It is very rare that right wing pundit Erick Erickson and I agree on much of anything. Yet in an op-ed Erickson makes the case that it is crucial that a special prosecutor be appointed to investigate Der Trumpenführer's ties to Russia and precisely what transpired in all of the communications between his campaign and Russian intelligence. Erickson doesn't know if Trump, et al, are guilty or not but argues that only a independent prosecutor can get to the bottom of things and set the stage for the nation to move forward on important issues. I have to agree. If Trump proves guilty, let things fall where they may. If not, at least the American public can move on without having doubts about a traitor in the White House. Personally, I suspect that Trump is guilty and needs to be exposed and dealt with extremely harshly. Ditto for his accomplices. Here are op-ed highlights:
The press has long reported that Paul Manafort, President Donald Trump's one-time campaign manager, had ties to Russia. Rick Gates, who worked for Manafort at the Republican convention in Cleveland, was named as an "agent of a Ukrainian oligarch" in a 2011 lawsuit. Likewise, Carter Page, a Trump adviser, had ties to Russia.

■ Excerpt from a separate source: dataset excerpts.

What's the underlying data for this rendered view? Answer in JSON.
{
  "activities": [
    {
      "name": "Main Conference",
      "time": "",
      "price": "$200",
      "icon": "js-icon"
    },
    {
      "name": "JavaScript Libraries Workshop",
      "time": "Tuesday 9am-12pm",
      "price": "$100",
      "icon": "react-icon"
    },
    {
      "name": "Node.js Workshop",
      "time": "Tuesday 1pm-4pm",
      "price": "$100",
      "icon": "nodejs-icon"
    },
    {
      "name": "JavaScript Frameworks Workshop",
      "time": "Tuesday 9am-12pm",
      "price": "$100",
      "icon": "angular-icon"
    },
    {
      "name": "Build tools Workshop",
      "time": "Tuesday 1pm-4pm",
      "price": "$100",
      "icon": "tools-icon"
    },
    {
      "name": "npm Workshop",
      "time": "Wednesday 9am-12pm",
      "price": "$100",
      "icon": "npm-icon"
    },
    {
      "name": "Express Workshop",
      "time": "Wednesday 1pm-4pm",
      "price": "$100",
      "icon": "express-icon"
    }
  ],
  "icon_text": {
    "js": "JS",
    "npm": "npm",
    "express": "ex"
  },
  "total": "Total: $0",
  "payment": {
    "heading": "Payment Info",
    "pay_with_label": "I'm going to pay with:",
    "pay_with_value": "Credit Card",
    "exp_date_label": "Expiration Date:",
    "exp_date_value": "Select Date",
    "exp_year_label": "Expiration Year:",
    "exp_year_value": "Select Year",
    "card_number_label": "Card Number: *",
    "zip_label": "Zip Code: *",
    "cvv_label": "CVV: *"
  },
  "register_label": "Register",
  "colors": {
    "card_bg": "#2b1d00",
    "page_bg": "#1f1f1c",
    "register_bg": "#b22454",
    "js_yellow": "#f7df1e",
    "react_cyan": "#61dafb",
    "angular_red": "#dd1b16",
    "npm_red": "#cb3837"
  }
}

The intelligence community, through a series of leaks, made clear that members of the Trump campaign had been in contact with Russian agents. Given the pre-existing ties, it begs the question if those contacts were about Trump and the presidential campaign or other matters.
Perhaps there is something to the allegations. Perhaps not. Perhaps, given holdovers from the Obama administration, some in the intelligence community have a vested interest in trying to sabotage Trump's agenda. A few reports in Washington suggest intelligence agents who supported former President Barack Obama's deal with Iran made it their mission to undermine Gen. Mike Flynn as national security adviser.
There is a lot of speculation, but only a few things are known for certain. We know about the Trump campaign staff ties to Russia. We know about the leaks from the intelligence community. We know there is thus far no evidence of collaboration. We know Democrats are convinced Trump urged Russian cooperation in stealing the election. We know Republicans are convinced members of the intelligence community resistant to change and reform are trying to undermine the president.
We know that Trump won the presidency by winning several states with less than one percent of the vote, which means Democrats have every incentive to raise doubts about the president. We know Trump, based on his own tweets, no longer trusts the intelligence community. We know that members of the intelligence community have previously leaked information to put both Obama and former President George W. Bush on defense.
Given this knowledge, we know this situation is going to breed further distrust. A president must be able to trust the intelligence community. The American people must be able to trust the president won his election without foreign assistance. Americans do not trust Congress, and no congressman has any incentive to get to the truth if it means he is unable to advance his own self-interest.
The logical course here is for Attorney General Jeff Sessions to appoint a special prosecutor in a limited capacity to examine two questions. First, did the Trump campaign collaborate with Russian intelligence to undermine Hillary Clinton's campaign? Second, is the intelligence community leaking information in order to undermine Trump?
Until these questions are answered, the partisan feuding and allegations are only going to get worse. The president's distrust of the intelligence community is going to get worse. That, in turn, will jeopardize the safety of the American people.
The American people deserve better than this. A special prosecutor with no partisan agenda would be the best means of obtaining the truth of the matter. Sessions, for the sake of both the American people's trust in the president and the president's trust in the intelligence community, should appoint a special prosecutor quickly.